Sebuah Ruang Besar untuk Beramal

Oleh : Ahmad Feri Firman

”Hai-hai orang-orang yang beriman, ruku’lah, sujudlah dan sembahlah Rabbmu, dan perbuatlah kebajikan-kebajikan, agar kamu beruntung”(Q.S 22: 77)

”Barangsiapa beramal shaleh, baik laki-laki maupun perempuan dan mereka dalam keadaan beriman, maka Allah akan memberikan kehidupan yang baik dan memberi balasan yang lebih baik dari apa yang telah mereka kerjakan.(Q.S 16:97)

Salah satu kunci sukses dunia akhirat adalah beramal shaleh atau melakukan produktifitas kebajikan sebanyak-banyaknya di atas landasan iman. Dan Allah menghamparkan bagi kita ruang besar untuk beramal shaleh adalah di Indonesia. Kenyataan bahwa Indonesia masih dalam kondisi kritis dan kinipun terdampak krisis global AS harus tetap kita sikapi dengan optimisme. Paling tidak tersedianya peluang besar untuk beramal shaleh sebagai hikmahnya.

Namun memang ada sebuah pertanyaan besar : Mengapa Indonesia yang memiliki segala persyaratan untuk menjadi negara maju, kaya bahkan adidaya karena SDM dan SDA yang luar biasa, kini tetap masih menjadi negara yang terbelakang. Salah satu penyebab asasinya adalah bangsa ini memiliki budaya yang terputus-putus, tidak ada estafeta kepemimpinan antar generasi. Tidak ada kesinambungan antar generasi. Bahkan terjadi konflik antar generasi dan proses pergantian kepemimpinan tidak demokratis atau inkonvensional. Hal ini sudah terjadi sejak zaman raja-raja Mataram, Majapahit, Singasari dan seterusnya. Proses suksesi raja-raja seringkali diwarnai dengan kudeta baik berdarah maupun tidak.

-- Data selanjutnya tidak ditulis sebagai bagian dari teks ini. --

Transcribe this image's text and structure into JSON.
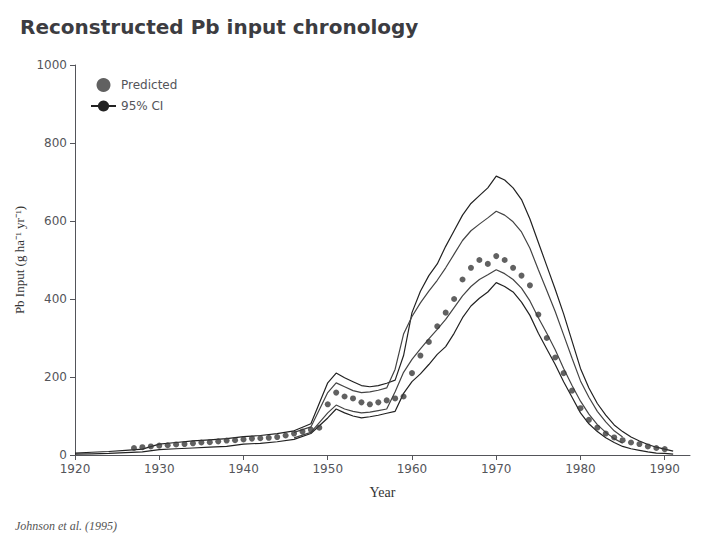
{
  "chart_data": {
    "type": "line",
    "title": "Reconstructed Pb input chronology",
    "xlabel": "Year",
    "ylabel": "Pb Input (g ha⁻¹ yr⁻¹)",
    "annotations": [
      "Johnson et al. (1995)"
    ],
    "xlim": [
      1920,
      1993
    ],
    "ylim": [
      0,
      1000
    ],
    "xticks": [
      1920,
      1930,
      1940,
      1950,
      1960,
      1970,
      1980,
      1990
    ],
    "yticks": [
      0,
      200,
      400,
      600,
      800,
      1000
    ],
    "grid": false,
    "legend": "upper left",
    "series": [
      {
        "name": "Predicted",
        "type": "scatter",
        "color": "#3a3a3a",
        "marker": "circle",
        "x": [
          1927,
          1928,
          1929,
          1930,
          1931,
          1932,
          1933,
          1934,
          1935,
          1936,
          1937,
          1938,
          1939,
          1940,
          1941,
          1942,
          1943,
          1944,
          1945,
          1946,
          1947,
          1948,
          1949,
          1950,
          1951,
          1952,
          1953,
          1954,
          1955,
          1956,
          1957,
          1958,
          1959,
          1960,
          1961,
          1962,
          1963,
          1964,
          1965,
          1966,
          1967,
          1968,
          1969,
          1970,
          1971,
          1972,
          1973,
          1974,
          1975,
          1976,
          1977,
          1978,
          1979,
          1980,
          1981,
          1982,
          1983,
          1984,
          1985,
          1986,
          1987,
          1988,
          1989,
          1990
        ],
        "values": [
          18,
          20,
          22,
          24,
          25,
          27,
          28,
          30,
          32,
          33,
          35,
          37,
          38,
          40,
          42,
          43,
          44,
          46,
          50,
          55,
          60,
          65,
          70,
          130,
          160,
          150,
          145,
          135,
          130,
          135,
          140,
          145,
          150,
          210,
          255,
          290,
          330,
          365,
          400,
          450,
          480,
          500,
          490,
          510,
          500,
          480,
          460,
          435,
          360,
          300,
          250,
          210,
          165,
          120,
          90,
          70,
          55,
          45,
          38,
          32,
          28,
          22,
          18,
          15
        ]
      },
      {
        "name": "95% CI",
        "type": "line",
        "color": "#222222",
        "x": [
          1920,
          1922,
          1924,
          1926,
          1928,
          1930,
          1932,
          1934,
          1936,
          1938,
          1940,
          1942,
          1944,
          1946,
          1948,
          1950,
          1951,
          1952,
          1953,
          1954,
          1955,
          1956,
          1957,
          1958,
          1959,
          1960,
          1961,
          1962,
          1963,
          1964,
          1965,
          1966,
          1967,
          1968,
          1969,
          1970,
          1971,
          1972,
          1973,
          1974,
          1975,
          1976,
          1977,
          1978,
          1979,
          1980,
          1981,
          1982,
          1983,
          1984,
          1985,
          1986,
          1987,
          1988,
          1989,
          1990,
          1991
        ],
        "values": [
          5,
          7,
          9,
          12,
          15,
          28,
          32,
          36,
          39,
          42,
          47,
          50,
          55,
          62,
          80,
          185,
          210,
          198,
          188,
          178,
          175,
          178,
          184,
          192,
          255,
          365,
          420,
          460,
          490,
          535,
          575,
          615,
          645,
          665,
          685,
          715,
          705,
          685,
          655,
          605,
          545,
          485,
          425,
          362,
          292,
          222,
          172,
          132,
          102,
          77,
          60,
          46,
          36,
          27,
          20,
          15,
          10
        ]
      },
      {
        "name": "95% CI",
        "type": "line",
        "color": "#222222",
        "x": [
          1920,
          1922,
          1924,
          1926,
          1928,
          1930,
          1932,
          1934,
          1936,
          1938,
          1940,
          1942,
          1944,
          1946,
          1948,
          1950,
          1951,
          1952,
          1953,
          1954,
          1955,
          1956,
          1957,
          1958,
          1959,
          1960,
          1961,
          1962,
          1963,
          1964,
          1965,
          1966,
          1967,
          1968,
          1969,
          1970,
          1971,
          1972,
          1973,
          1974,
          1975,
          1976,
          1977,
          1978,
          1979,
          1980,
          1981,
          1982,
          1983,
          1984,
          1985,
          1986,
          1987,
          1988,
          1989,
          1990,
          1991
        ],
        "values": [
          2,
          3,
          4,
          6,
          8,
          14,
          16,
          18,
          20,
          22,
          28,
          30,
          34,
          40,
          55,
          95,
          118,
          108,
          100,
          95,
          98,
          102,
          107,
          112,
          158,
          188,
          208,
          232,
          258,
          278,
          312,
          352,
          382,
          402,
          418,
          442,
          432,
          418,
          392,
          358,
          312,
          272,
          232,
          188,
          148,
          108,
          80,
          60,
          44,
          32,
          22,
          16,
          12,
          8,
          5,
          4,
          2
        ]
      },
      {
        "name": "95% CI",
        "type": "line",
        "color": "#444444",
        "x": [
          1946,
          1948,
          1950,
          1951,
          1952,
          1953,
          1954,
          1955,
          1956,
          1957,
          1958,
          1959,
          1960,
          1961,
          1962,
          1963,
          1964,
          1965,
          1966,
          1967,
          1968,
          1969,
          1970,
          1971,
          1972,
          1973,
          1974,
          1975,
          1976,
          1977,
          1978,
          1979,
          1980,
          1981,
          1982,
          1983,
          1984,
          1985
        ],
        "values": [
          58,
          72,
          160,
          185,
          175,
          165,
          160,
          162,
          166,
          172,
          220,
          310,
          355,
          390,
          420,
          448,
          480,
          515,
          550,
          575,
          592,
          608,
          625,
          615,
          598,
          572,
          530,
          475,
          422,
          368,
          308,
          248,
          190,
          148,
          112,
          85,
          62,
          46
        ]
      },
      {
        "name": "95% CI",
        "type": "line",
        "color": "#444444",
        "x": [
          1946,
          1948,
          1950,
          1951,
          1952,
          1953,
          1954,
          1955,
          1956,
          1957,
          1958,
          1959,
          1960,
          1961,
          1962,
          1963,
          1964,
          1965,
          1966,
          1967,
          1968,
          1969,
          1970,
          1971,
          1972,
          1973,
          1974,
          1975,
          1976,
          1977,
          1978,
          1979,
          1980,
          1981,
          1982,
          1983,
          1984,
          1985
        ],
        "values": [
          44,
          58,
          108,
          128,
          118,
          112,
          108,
          110,
          114,
          118,
          162,
          212,
          245,
          272,
          298,
          322,
          348,
          378,
          408,
          432,
          450,
          462,
          475,
          465,
          450,
          428,
          395,
          352,
          312,
          270,
          222,
          178,
          138,
          105,
          78,
          58,
          42,
          30
        ]
      }
    ]
  }
}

Anehnya hal tersebut masih berlanjut di zaman sesudah kemerdekaan hingga saat reformasi dewasa ini. Proses suksesi kepemimpinan terjadi secara inkonvensional dan generasi yang menggantikan menghujat pendahulunya seolah tidak ada kebaikan yang telah pernah dirintis oleh generasi sebelumnya dan dihargai dan diteruskan oleh generasi berikutnya. Soekarno dikenai tahanan rumah dan diperhinakan di saat-saat akhir kehidupannya oleh Soeharto, seolah Soekarno tidak pernah berjasa sama sekali dan semata-mata bersalah karena memberi peluang pada PKI untuk tumbuh berkembang. Padahal Soekarno adalah salah satu founding father dan deklarator kemerdekaan RI. Beliau juga berjasa dalam prinsip berdikari (berdiri di atas kaki sendiri), memiliki dignity, martabat atau harga diri dan berani berkata kepada salah satu negara adidaya yakni AS:”Go to hell with your aids”. Selain itu Bung Karno pun berjasa dalam membangun ”national character building”.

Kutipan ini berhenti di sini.